By
– January 10, 2012
This well documented work is noteworthy for the author’s extensive use of rare letters and diary entries collected from both Jews and Germans. It is one of the few sociohistorical studies of the Holocaust that attempts to convey the plight of ordinary Germans who, Fritzsche maintains, were often conflicted about the persecution of their Jewish neighbors and classmates. The book’s thesis is that the German populace was entranced by the offer of renewed pride and sense of identity emphasized daily by the Nazi regime. The security and strength derived from Aryan ideals and aspirations served to counter the humiliation experienced in the aftermath of the First World War and the perceived national degradation stemming from the provisions of the Versaille Treaty.

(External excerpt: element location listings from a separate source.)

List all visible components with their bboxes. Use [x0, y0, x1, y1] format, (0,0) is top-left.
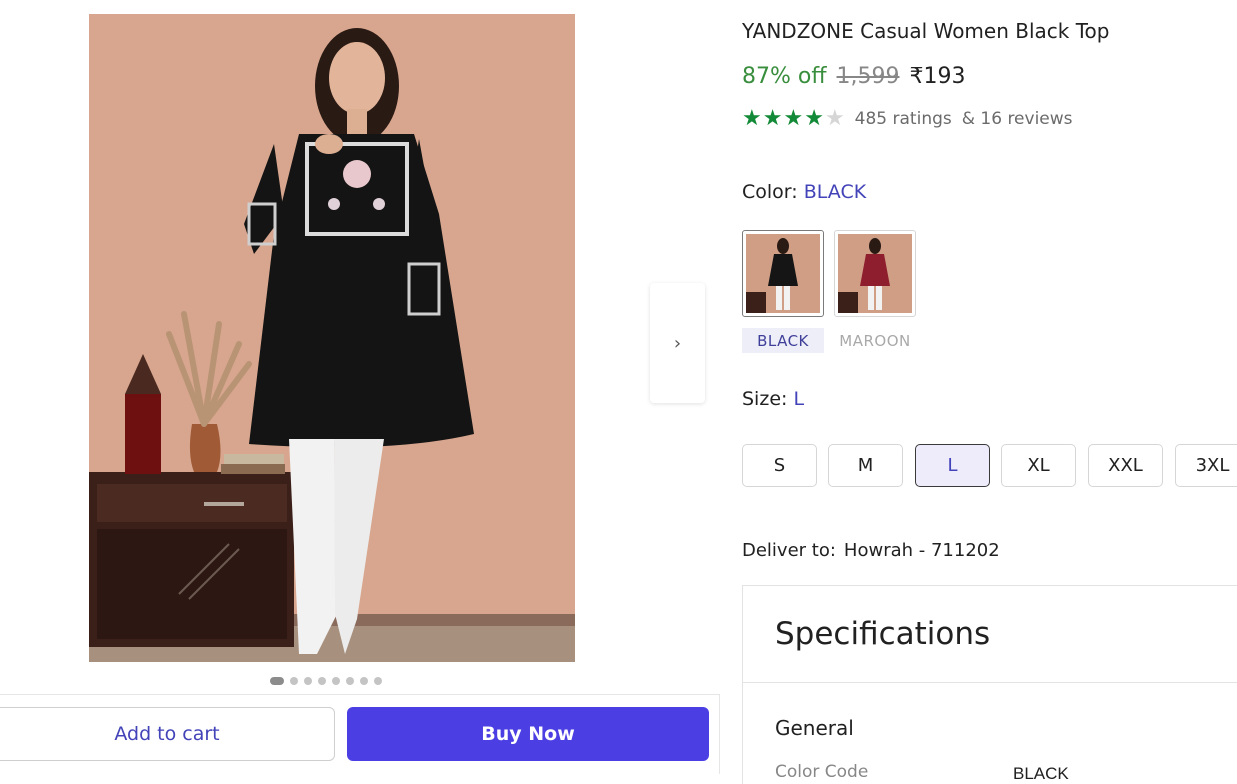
gallery-dot[interactable]	[332, 677, 340, 685]
gallery-dot[interactable]	[346, 677, 354, 685]
ratings-count: 485 ratings	[854, 109, 952, 129]
product-page: › Add to cart Buy Now YANDZONE Casual Wo…	[0, 0, 1237, 784]
size-button-xxl[interactable]: XXL	[1088, 444, 1163, 487]
star-empty-icon: ★	[824, 106, 845, 131]
gallery-dot[interactable]	[318, 677, 326, 685]
divider	[743, 682, 1237, 683]
product-title: YANDZONE Casual Women Black Top	[742, 19, 1110, 43]
add-to-cart-button[interactable]: Add to cart	[0, 707, 335, 761]
spec-section-general: General	[775, 716, 854, 740]
gallery-dot[interactable]	[270, 677, 284, 685]
swatch-black-thumbnail	[746, 234, 820, 313]
gallery-dot[interactable]	[374, 677, 382, 685]
rating-row[interactable]: ★ ★ ★ ★ ★ 485 ratings & 16 reviews	[742, 108, 1073, 130]
size-button-s[interactable]: S	[742, 444, 817, 487]
star-icon: ★	[742, 106, 762, 131]
gallery-next-button[interactable]: ›	[650, 283, 705, 403]
color-swatch-maroon[interactable]	[834, 230, 916, 317]
size-button-m[interactable]: M	[828, 444, 903, 487]
original-price: 1,599	[836, 64, 900, 89]
size-label: Size: L	[742, 388, 804, 410]
star-icon: ★	[804, 106, 824, 131]
purchase-action-bar: Add to cart Buy Now	[0, 694, 720, 774]
price-row: 87% off 1,599 ₹193	[742, 64, 966, 89]
gallery-dots	[270, 677, 382, 685]
star-icon: ★	[762, 106, 783, 131]
star-icon: ★	[783, 106, 804, 131]
size-label-text: Size:	[742, 388, 788, 410]
deliver-label: Deliver to:	[742, 540, 836, 561]
reviews-count: & 16 reviews	[961, 109, 1073, 129]
product-photo	[89, 14, 575, 662]
color-option-black[interactable]: BLACK	[742, 328, 824, 353]
deliver-pincode: Howrah - 711202	[843, 540, 1000, 561]
color-label: Color: BLACK	[742, 181, 866, 203]
swatch-maroon-thumbnail	[838, 234, 912, 313]
color-option-maroon[interactable]: MAROON	[834, 328, 916, 353]
product-main-image[interactable]	[89, 14, 575, 662]
selling-price: ₹193	[909, 64, 966, 89]
star-rating: ★ ★ ★ ★ ★	[742, 108, 845, 130]
buy-now-button[interactable]: Buy Now	[347, 707, 709, 761]
color-swatch-black[interactable]	[742, 230, 824, 317]
size-button-xl[interactable]: XL	[1001, 444, 1076, 487]
size-button-l[interactable]: L	[915, 444, 990, 487]
spec-value-color-code: BLACK	[1013, 764, 1069, 783]
specifications-title: Specifications	[775, 616, 991, 652]
color-selected-value: BLACK	[803, 181, 867, 203]
chevron-right-icon: ›	[673, 332, 682, 354]
size-button-3xl[interactable]: 3XL	[1175, 444, 1237, 487]
delivery-location[interactable]: Deliver to: Howrah - 711202	[742, 540, 1000, 561]
spec-key-color-code: Color Code	[775, 762, 869, 782]
discount-percent: 87% off	[742, 64, 827, 89]
gallery-dot[interactable]	[290, 677, 298, 685]
gallery-dot[interactable]	[304, 677, 312, 685]
size-selected-value: L	[793, 388, 805, 410]
color-label-text: Color:	[742, 181, 798, 203]
gallery-dot[interactable]	[360, 677, 368, 685]
specifications-panel: Specifications General Color Code BLACK	[742, 585, 1237, 784]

The author argues that the racist ideology and genocidal intentions of the regime were to some extent secondary to the infusions of racial and national pride provided by Hitler and Goebbels.
This is a questionable thesis and it will be left to the reader to weigh this analysis of the needs, yearnings, and behavior of ordinary Germans. The absence of reference to the views of Daniel Goldhagen is striking given his sharply different conclusions regarding the wartime attitudes of the German populace. Fritzsche’s work paints a more benign portrait of Germans, with few facts on the counterview, namely, the centrality of sadism and genocidal zeal of the citizenry. Ample eyewitness accounts support this assessment of the period.
It would be a mistake to discount Fritzsche’s emphasis on the appeal of ideology for the insecure, disenfranchised, and impoverished. It surely plays a key role in our current international conflict with Islamic jihadists. Nevertheless, to underestimate the pleasure that vast numbers of Germans obtained from participating in and/or witnessing the destruction of the Jews would represent a serious intellectual oversight.
This is an important addition to the literature but will likely find itself limited to a specialist readership. Index, notes.
Steven A. Luel, Ph.D., is associate professor of education and psychology at Touro College, New York. He is a developmental psychologist and psychoanalyst in private practice. He is co-editor (with Paul Marcus) of Psychoanalytic Reflections on the Holocaust: Selected Essays.